In the historical drama Bridge of Spies starring Tom Hanks and Mark Rylance, we learn about the story of lawyer James B. Donovan and the prisoner exchange of Rudolph Abel for Frances Gary Powers in Berlin during the escalating tensions of the Cold War in 9162. Directed and co-produced by Stephen Spielberg, the film is somewhat based on the book Strangers on a Bridge by James B. Donovan. Again, although the film was critically acclaimed, there were liberties taken with events to amp up the tension in what was otherwise a procedural legal drama. For instance, in the film it shows Donovan witnessing the brutal shooting of civilians attempting to scale the Berlin wall to escape from East to West Germany as he crossed over by train during the negotiations to free Powers and Pryor. However, Donovan never witnessed these shootings, although they did happen months after. While this portrayal of events wasn’t strictly accurate, it did reflect the frightening things happening at the time.
There are some films that use real life characters and events in a fictionalized way, but don’t even pretend to be based on a true story. This is definitely the case in the Joel and Ethan Coen film Hail, Caesar! Centering on the real life Hollywood fixer Eddie Mannix (played by Josh Brolin), the film both pays homage to and lampoons the tumultuous time in Hollywood when the studio system was in upheaval, the threat of Communism and McCarthyism loomed, and the order of the day for film making was complete escapism. While the events and most of the characters are completely fictional, with Mannix the only real name used, they are reflective of the time period, with many of the characters having an equivalent historical character – a Kirby Grant type character who plays singing cowboys, an Esther Williams type character who does aquatic musicals, a Gene Kelly type triple threat, and feuding gossip columnists the like of Hedda Hopper and Louella Parsons.

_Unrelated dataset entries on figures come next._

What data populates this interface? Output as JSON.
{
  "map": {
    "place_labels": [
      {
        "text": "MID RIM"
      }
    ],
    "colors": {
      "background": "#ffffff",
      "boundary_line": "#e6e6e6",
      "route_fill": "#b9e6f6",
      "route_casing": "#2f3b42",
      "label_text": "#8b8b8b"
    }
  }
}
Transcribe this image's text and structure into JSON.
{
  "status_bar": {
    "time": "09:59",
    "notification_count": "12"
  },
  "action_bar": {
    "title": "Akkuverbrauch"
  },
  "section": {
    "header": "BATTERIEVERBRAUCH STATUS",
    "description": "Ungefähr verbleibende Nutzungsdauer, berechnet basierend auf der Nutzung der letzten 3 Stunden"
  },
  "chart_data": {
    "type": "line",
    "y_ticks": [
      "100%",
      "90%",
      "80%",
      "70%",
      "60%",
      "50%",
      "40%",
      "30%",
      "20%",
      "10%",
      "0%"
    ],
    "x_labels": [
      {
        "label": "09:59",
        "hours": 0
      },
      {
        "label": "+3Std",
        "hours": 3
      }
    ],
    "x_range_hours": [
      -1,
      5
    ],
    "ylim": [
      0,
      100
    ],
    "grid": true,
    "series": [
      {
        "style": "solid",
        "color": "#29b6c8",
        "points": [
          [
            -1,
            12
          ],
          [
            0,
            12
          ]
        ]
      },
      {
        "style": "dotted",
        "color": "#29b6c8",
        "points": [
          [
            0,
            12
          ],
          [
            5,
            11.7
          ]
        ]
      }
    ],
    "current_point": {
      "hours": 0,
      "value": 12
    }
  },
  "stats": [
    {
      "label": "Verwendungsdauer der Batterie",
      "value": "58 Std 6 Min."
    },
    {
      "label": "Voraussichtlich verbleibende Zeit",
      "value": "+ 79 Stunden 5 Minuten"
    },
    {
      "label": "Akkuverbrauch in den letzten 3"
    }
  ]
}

While historical fiction and non-fiction can both enlighten, when the two dance together they have the potential to either create something beautiful or stumble all over each other. In the case of Hail, Caesar! I felt immersed in the time period that the Coen brothers were illustrating, warts and all. In the case of Bridge of Spies, while the liberties were taken with the events of the time, it created a springboard to learn more about those events. Going back to The Danish Girl, the waters are a little more muddied. While the film does respectfully portray a segment of our population that is under represented in media, the truncated timeline of Lili Elbe’s life may do her a disservice. While it does a beautiful job of portraying Lil’s self-discovery and transition in a world hostile to transgender people, she was certainly much more than the surgery she is famous for having undergone, and I feel like that is a piece of her history missing from the film. Even so, as with Hail, Caesar! and Bridge of Spies, during The Danish Girl I was on the lookout online and in our library catalogue for the true story behind the film and came away learning something that I hadn’t known about before – and perhaps that’s the point.